Myra Melford Wins $75,000 Alpert Award in the Arts

Myra Melford - Photo by Valerie Truchhia

Myra Melford – Photo by Valerie Truchhia

Myra Melford has been named one of five 2012 winners of the 18th annual Alpert Award in the Arts. The award, which “recognizes past performance and future promise,” includes a prize of $75,000. In addition to Melford, the 2012 winners are Nora Chipaumire (dance), Eisa Davis (theatre), Kevin Everson, (film/video), and Michael Smith (visual arts).

Herb Alpert, the legendary musician and artist who created the Herb Alpert Foundation with his wife Lani Hall and gave the first Alpert Award in the Arts in 1995, says, “All of this year’s winners represent the essence of the Alpert Award. They take aesthetic, intellectual and political risks, and challenge worn-out conventions. They’re unafraid of the unknown.”

According to Irene Borger, director of the Alpert Award in the Arts, Melford has been honored with the award “for her ascending and expansive trajectory, and great, generous musical mind.

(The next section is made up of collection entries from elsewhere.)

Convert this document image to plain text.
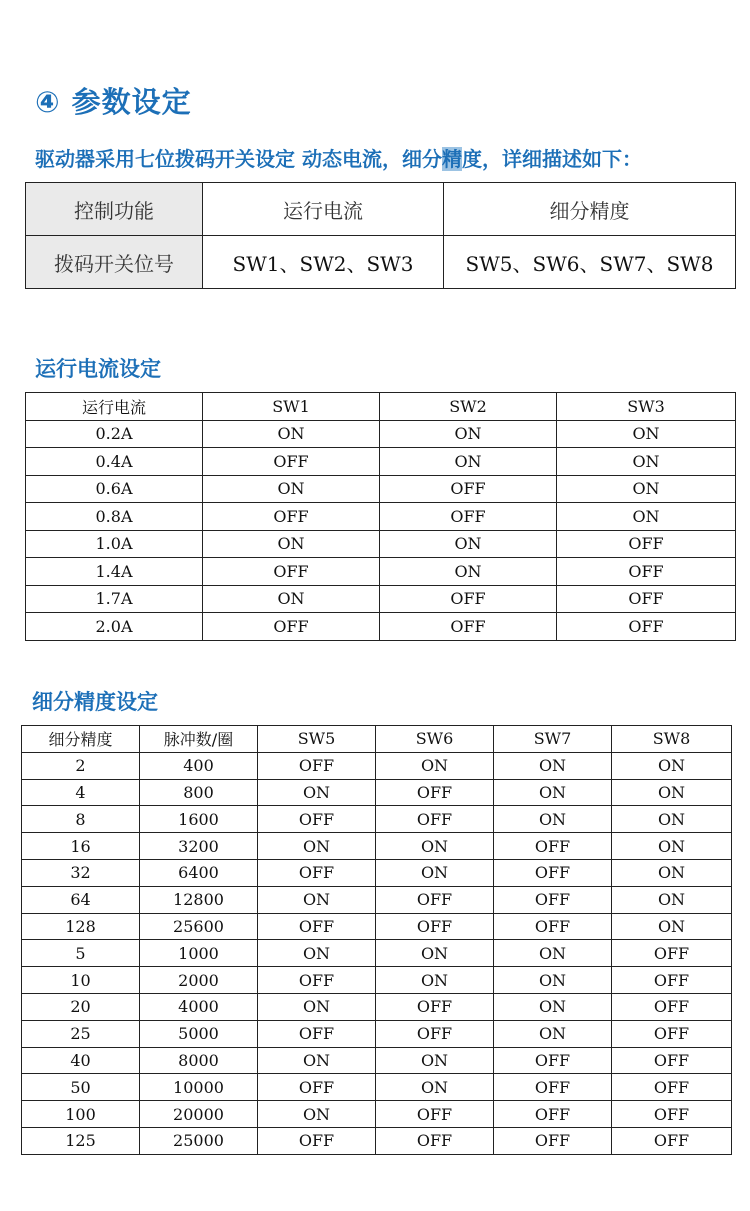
④ 参数设定

驱动器采用七位拨码开关设定 动态电流，细分精度，详细描述如下：

控制功能	运行电流	细分精度
拨码开关位号	SW1、SW2、SW3	SW5、SW6、SW7、SW8
运行电流设定
运行电流	SW1	SW2	SW3
0.2A	ON	ON	ON
0.4A	OFF	ON	ON
0.6A	ON	OFF	ON
0.8A	OFF	OFF	ON
1.0A	ON	ON	OFF
1.4A	OFF	ON	OFF
1.7A	ON	OFF	OFF
2.0A	OFF	OFF	OFF
细分精度设定
细分精度	脉冲数/圈	SW5	SW6	SW7	SW8
2	400	OFF	ON	ON	ON
4	800	ON	OFF	ON	ON
8	1600	OFF	OFF	ON	ON
16	3200	ON	ON	OFF	ON
32	6400	OFF	ON	OFF	ON
64	12800	ON	OFF	OFF	ON
128	25600	OFF	OFF	OFF	ON
5	1000	ON	ON	ON	OFF
10	2000	OFF	ON	ON	OFF
20	4000	ON	OFF	ON	OFF
25	5000	OFF	OFF	ON	OFF
40	8000	ON	ON	OFF	OFF
50	10000	OFF	ON	OFF	OFF
100	20000	ON	OFF	OFF	OFF
125	25000	OFF	OFF	OFF	OFF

They celebrate her willingness to dive into the deep end of the pool and her ability to take multiple musical traditions into another sphere.”

This year’s panelists include Alma Guillermoprieto, contributor to The New Yorker; Romi Crawford, Associate Professor, The School of the Art Institute of Chicago; David Wessel, Professor of Music and Director, Center for New Music and Audio Technologies at University of California, Berkeley; Daniel Alexander Jones, Head of the Playwriting Program; Acting and Theatre History Faculty, Fordham University; and David Joselit, Carnegie Professor, History of Art, Yale University.

The Alpert Award in the Arts recipients will receive their awards at a brunch today at the Herb Alpert Foundation in Santa Monica.